S’adressant à la presse à l’issue de la réunion, qui s’est tenue en présence du vice-Premier ministre sortant Saadé Chami, et du ministre sortant des Finances Youssef Khalil, M. Bou Saab a précisé que la durée d’application de la loi a été réduite de deux ans à une seule année.


Il a expliqué que les commissions ont approuvé les articles 11, 12, 13 et 14, et finalisé le texte. Concernant l’article 12, relatif notamment aux plaintes contre les banques déposées par des ayants droit résidant à l’étranger, il a indiqué que deux options ont été retenues, à la demande du député Michel Moawad, la décision finale à ce sujet devant être prise en séance plénière. La première option, qu'il avait lui-même proposée, consiste à supprimer cet article. La seconde recommande de le maintenir et de préserver le droit des déposants à intenter des actions contre les banques, quitte à ce que tout verdict résultant de ces procès ne soit exécuté qu’après la fin du délai d’application de la loi en question.

Les deux options ont pour but d’éviter «qu’un grand déposant à l’étranger obtienne, en remportant un procès, cent millions de dollars, alors que les déposants résidant au Liban n’arrivent pas à retirer 5.000 dollars de la banque», a précisé le vice-président de la Chambre.

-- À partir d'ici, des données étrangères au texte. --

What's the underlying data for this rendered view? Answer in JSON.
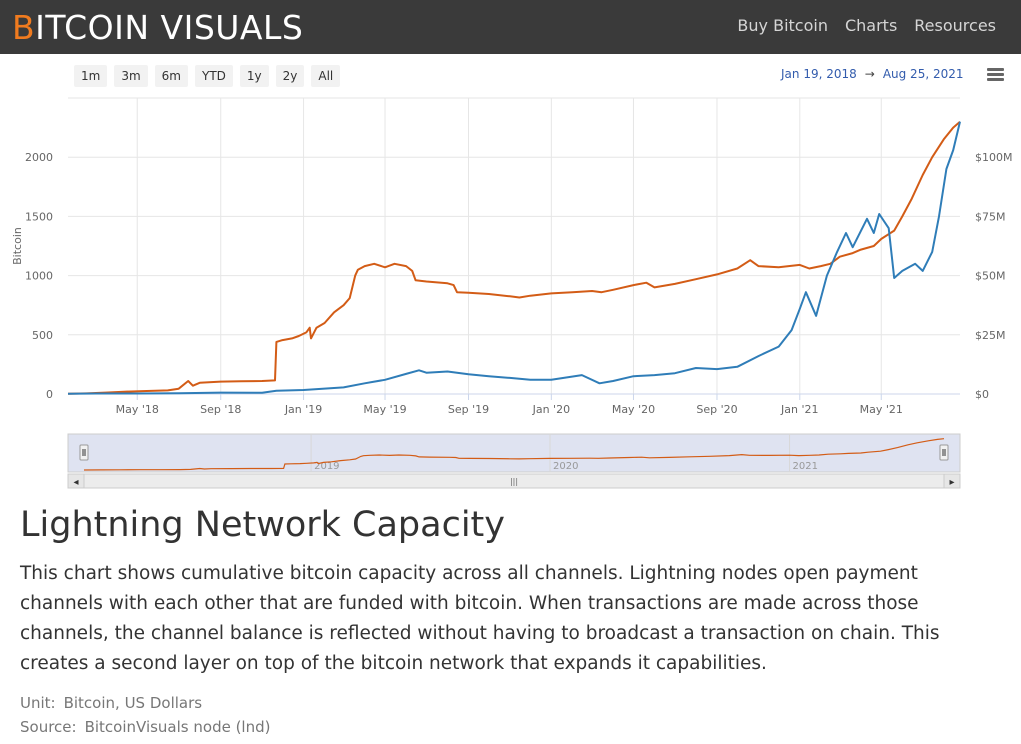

Ces modifications visent à préserver l’argent des déposants, «afin que 5 ou 15 déposants ne retirent pas tous les fonds qui se trouvent encore dans les banques, aux dépens des autres».

Le député du Metn a une nouvelle fois exprimé son «optimisme» quant à la possibilité de résoudre la crise économique et financière, et de rendre l’argent aux déposants, appelant l’État à assumer ses responsabilités. Il a indiqué, par exemple, qu’une meilleure gestion du port de Beyrouth, par le biais d’un partenariat entre le secteur public et le secteur privé, permettrait des gains à hauteur de 6 milliards de dollars par an.

     

Moawad: respecter l’égalité des droits des déposants

S’exprimant à son tour, le député Michel Moawad a indiqué que «le vote de la loi sur le contrôle des capitaux seule aujourd’hui se ferait aux dépens des droits des déposants et de l’économie libanaise». «Nous avons mené cette bataille dès le départ, et les membres des commissions mixtes réclament tous à présent que les trois textes soient examinés et votés ensemble car ils sont liés», a-t-il ajouté.

Il a souligné que de nombreuses modifications ont été apportées à la version envoyée par le gouvernement. Les plus importantes visaient à «empêcher une légalisation des "lollars" à travers une distinction entre les «anciens» et les «nouveaux» dépôts, et à insister sur une restitution progressive et équitable des dépôts.

Pour ce qui est de l’article 12, qui empêchait tout déposant de porter plainte contre une banque, le candidat présidentiel a expliqué avoir demandé que la formulation ne soit pas tranchée avant que les deux autres propositions de loi n’aient été examinées et que les liens entre les trois textes n’aient été précisés. C’est pour cela qu’il a proposé que les deux options soient soumises à la séance plénière, comme l’a expliqué Élias Bou Saab, car d’ici là les deux autres textes de loi devraient avoir été approuvés en commissions.

«Certains grands déposants intentent des actions à l’étranger contre des banques libanaises, obtiennent des verdicts en leur faveur, et parviennent à retirer ces montants, alors que les déposants au Liban sont privés de cela, ce qui porte atteinte au principe d’égalité des droits entre les déposants», a-t-il précisé.

«Nous refusons de voter tout texte de loi en séance plénière s’il n’entre pas dans le cadre d’un plan global basé sur les réformes, la reddition des comptes et la restitution de l’argent des déposants», a martelé Michel Moawad.